Der köstliche Geschmack des Todes

Fugu alias Kugelfisch – eine Delikatesse, die für manche japanischen Feinschmecker die letzte Mahlzeit war

Ihre Tücke wurde bereits im 18. Jahrhundert weltberühmt, nachdem sie Kapitän James Cook auf einer seiner Forschungsreisen durch den Pazifik fast das Leben gekostet hätte. Gott weiß, wie viele Chinesen, Koreaner, Japaner sie mit der Verlockung ihres Fleisches seither ins Jenseits schickte, ihnen erst die Zunge, die Lippen lähmte, schließlich auch die Atemwege und ihre Opfer dann bei vollem Bewusstsein ersticken ließ. Dennoch wird sie, verbotenerweise, noch heute in so manchem Séparée exklusiver japanischer Gasthäuser auf Wunsch des Gourmets durch die blassgepuderte Hand einer Geisha feierlich stumm gereicht: die Leber des Tretaodontidae, des Kugelfisches, oder – wie er in Japan genannt wird – Fugu.

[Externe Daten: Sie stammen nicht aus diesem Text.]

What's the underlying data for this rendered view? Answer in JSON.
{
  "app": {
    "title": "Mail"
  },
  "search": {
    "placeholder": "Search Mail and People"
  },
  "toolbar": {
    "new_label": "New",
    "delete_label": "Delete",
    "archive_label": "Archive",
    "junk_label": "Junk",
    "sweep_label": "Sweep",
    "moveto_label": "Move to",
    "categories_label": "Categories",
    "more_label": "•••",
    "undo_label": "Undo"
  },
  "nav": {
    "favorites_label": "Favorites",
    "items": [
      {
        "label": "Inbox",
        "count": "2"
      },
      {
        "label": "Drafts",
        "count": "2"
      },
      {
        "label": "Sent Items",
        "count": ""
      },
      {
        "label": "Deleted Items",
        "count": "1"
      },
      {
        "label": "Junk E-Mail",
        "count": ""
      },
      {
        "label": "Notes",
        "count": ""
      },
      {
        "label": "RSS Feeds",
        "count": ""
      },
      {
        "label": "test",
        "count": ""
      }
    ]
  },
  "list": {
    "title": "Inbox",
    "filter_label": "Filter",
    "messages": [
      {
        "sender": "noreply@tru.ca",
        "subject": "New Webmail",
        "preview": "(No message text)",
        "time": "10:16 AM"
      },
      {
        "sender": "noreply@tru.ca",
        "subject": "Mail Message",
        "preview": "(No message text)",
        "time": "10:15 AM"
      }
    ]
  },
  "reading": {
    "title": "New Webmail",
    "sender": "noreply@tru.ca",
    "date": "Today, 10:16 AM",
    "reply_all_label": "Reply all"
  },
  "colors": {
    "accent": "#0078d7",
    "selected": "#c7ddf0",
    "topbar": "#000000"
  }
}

Dieses Organ, das neben dem Blut, den Eierstöcken, den Eingeweiden und Augen des Kugelfisches hochgiftig ist – und je nach Konzentration tödlich wirken kann. Es hat, wie der chinesische Dichter Sotoba im Jahre 1101 schrieb, „den köstlich unwiderstehlichen Geschmack des Todes“ und gilt auch im aufgeklärten, modernen Japan zuweilen noch als ganz besondere Delikatesse.

Russisches Roulette auf Japanisch? „Aber mit fünf Patronen im Lauf statt einer“, antwortet Yoshihiro Noguchi und hebt dabei bedeutungsvoll die Augenbrauen, „das Gift ist 1000 Mal stärker als Zyankali“. Während des Gesprächs zerlegt der Fugu-Koch den noch zuckenden Fisch in bühnenreifer Geschwindigkeit. Er zieht drei Schichten der Haut ab, trennt Innereien und Gräten vom Fleisch, das – in hauchdünne Lappen geschnitten – kunstvoll auf einen farbenprächtigen Teller drapiert wird. Die ausladenden, mit goldener Glasur gezogenen Pfingstrosen auf dem Porzellan schimmern durch die kühlen, transparenten rohen Fugu-Scheiben wie im Herbstnebel hindurch. Das hochtoxische Blut wird derweil unter dem Wasserhahn abgespült. Der restliche Giftabfall, auch die Leber, landet in einem Eimer und später auf einer Fugu-Sondermülldeponie des Gesundheitsamtes.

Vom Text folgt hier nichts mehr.